La solidaridad virtual
11 de diciembre de 2003
Muchos de los jefes de Estado africanos han acudido a la cita de la CMSI; los occidentales brillan por su ausencia. Alemania ha enviado al secretario de Estado, Rezzo Schlauch, aunque en principio se había confirmado la visita del canciller Schröder. Después del primer día de la cumbre destaca algo positivo: Es la primera vez que una cumbre de tal maginitud trata el tema de la riqueza tecnológica y su aprovechamiento, y no de amenazas a la humanidad.
Existe potencial
El objetivo principal de Koffi Annan en la cumbre es cerrar la “brecha tecnológica” que existe entre los países industrializados y los menos desarrollados. En Nueva York, por ejemplo, hay más conexiones de internet que en todo África. Para suplir estas diferencias monumentales se ha propuesto un plan, para que haya conexión virtual en colegios, hospitales, universidades, industrias hasta 2015.
Otra meta es la mayor participación femenina en el mundo virtual. Es decir, hay una desigualdad de sexos en el manejo de internet que existe en todos los países, independientemente del desarrollo económico.

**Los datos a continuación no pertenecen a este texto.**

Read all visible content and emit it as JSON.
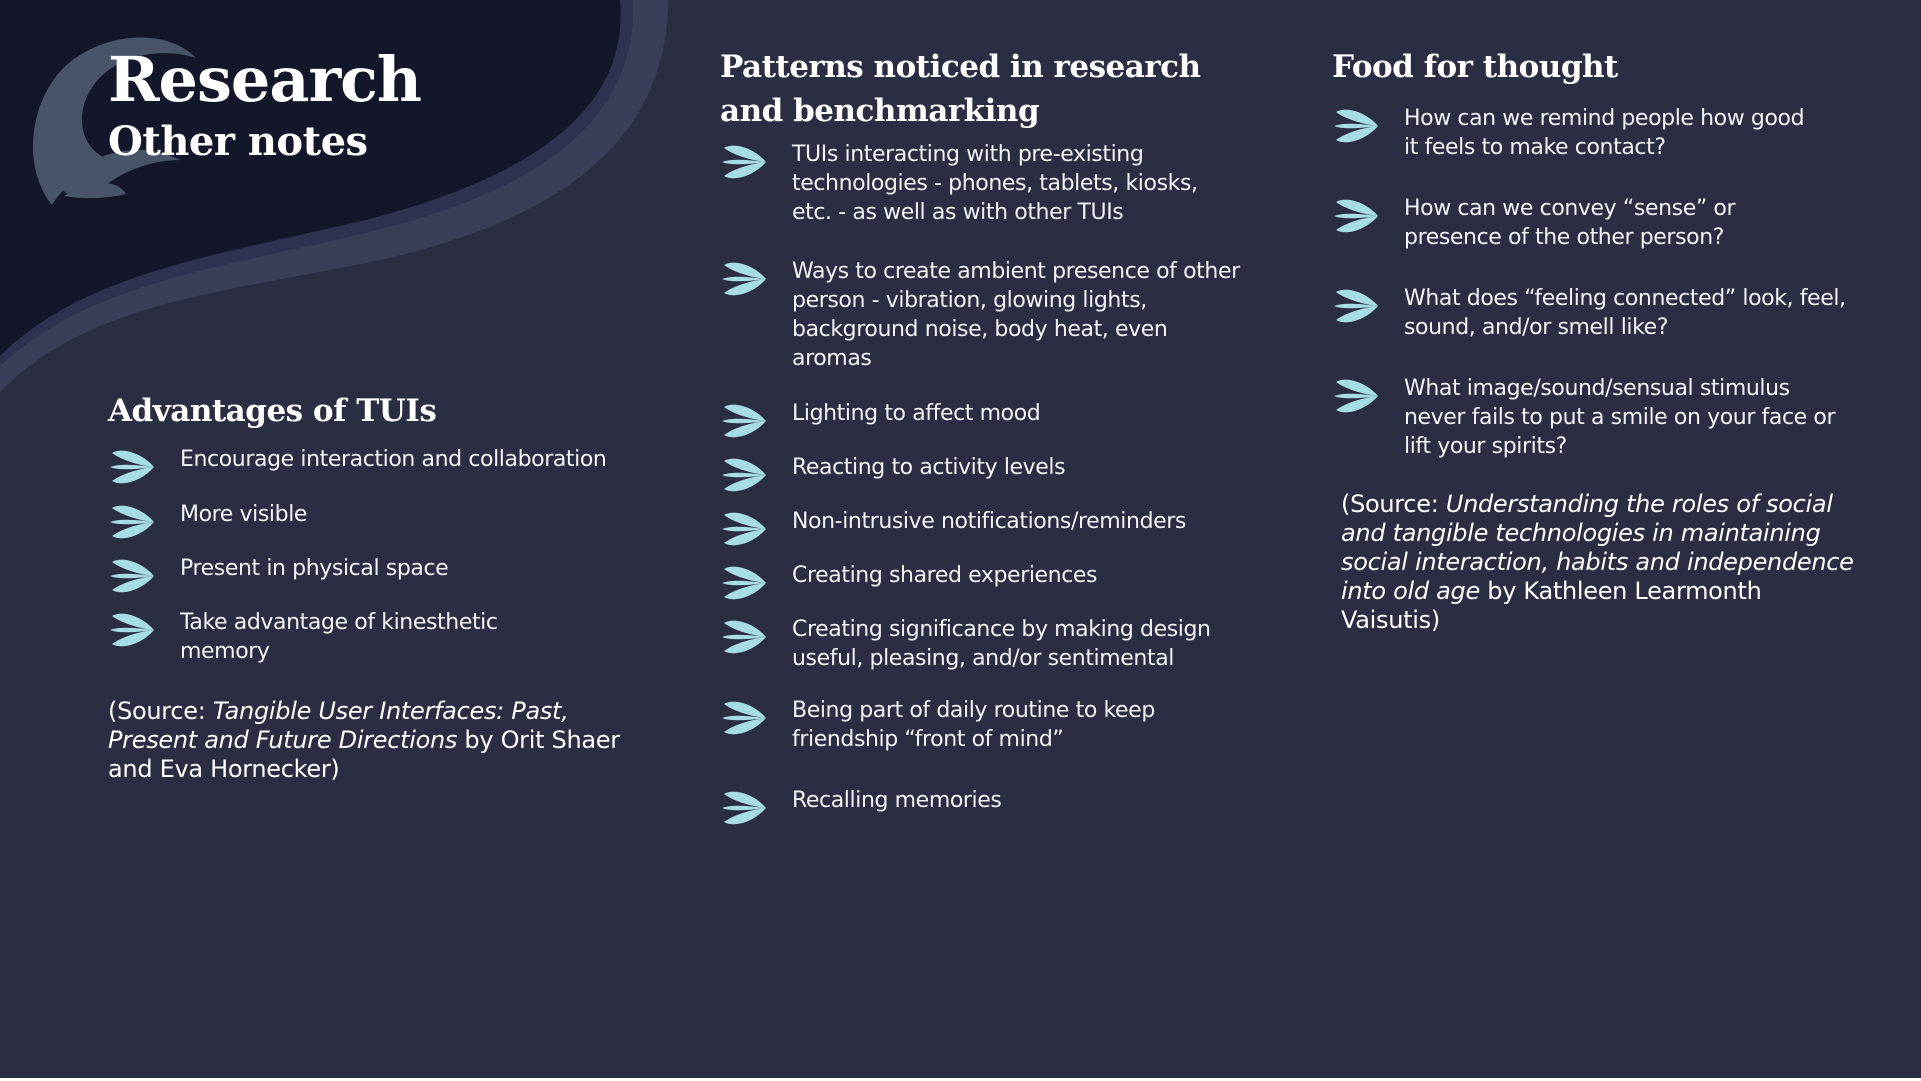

También Annan aboga por más diversidad de idiomas en internet, ya que el inglés acapara el 70 % de la red.
¿Poco interés?
Kofi Annan está seguro de la existencia de potencial para suplir las carencias virtuales. La respuesta está sobre todo en manos de los jefes de Estado de países industrializados. Y éstos no han asistido, sino que han enviado a ministros de segundo rango, lo que muchos interpretan como desinterés y carencia de solidaridad.
Ralf Bendrath, coodinador de ingenieros de la CMSI, mostró su desilusión por la ausencia del canciller Schröder, y la del ministro de Economía, Wolfgang Clement. “El Gobierno alemán no ha comprendido el valor global del tema”, aclara Bendrath.
¿Fondo de Solidaridad?
Alemania y EEUU están de acuerdo en un punto: No debe haber Fondo de Solidaridad de telecomunicaciones para los países en vías de desarrollo. Esta posición ya la habían respaldado en los preparativos de la cumbre.
De hecho, los países industrializados se han decantado por un apoyo verbal: No habrá ayuda económica. Los países que lo deseen, podrán hacerlo. Por ahora ningún país tiene la obligación a ello.
Lo positivo de la cumbre es la posibilidad de poder discutir a tal magnitud sobre internet y cómo mejorar la red para todos. Aunque con respecto a lo segundo, sólo han sido decisiones virtuales.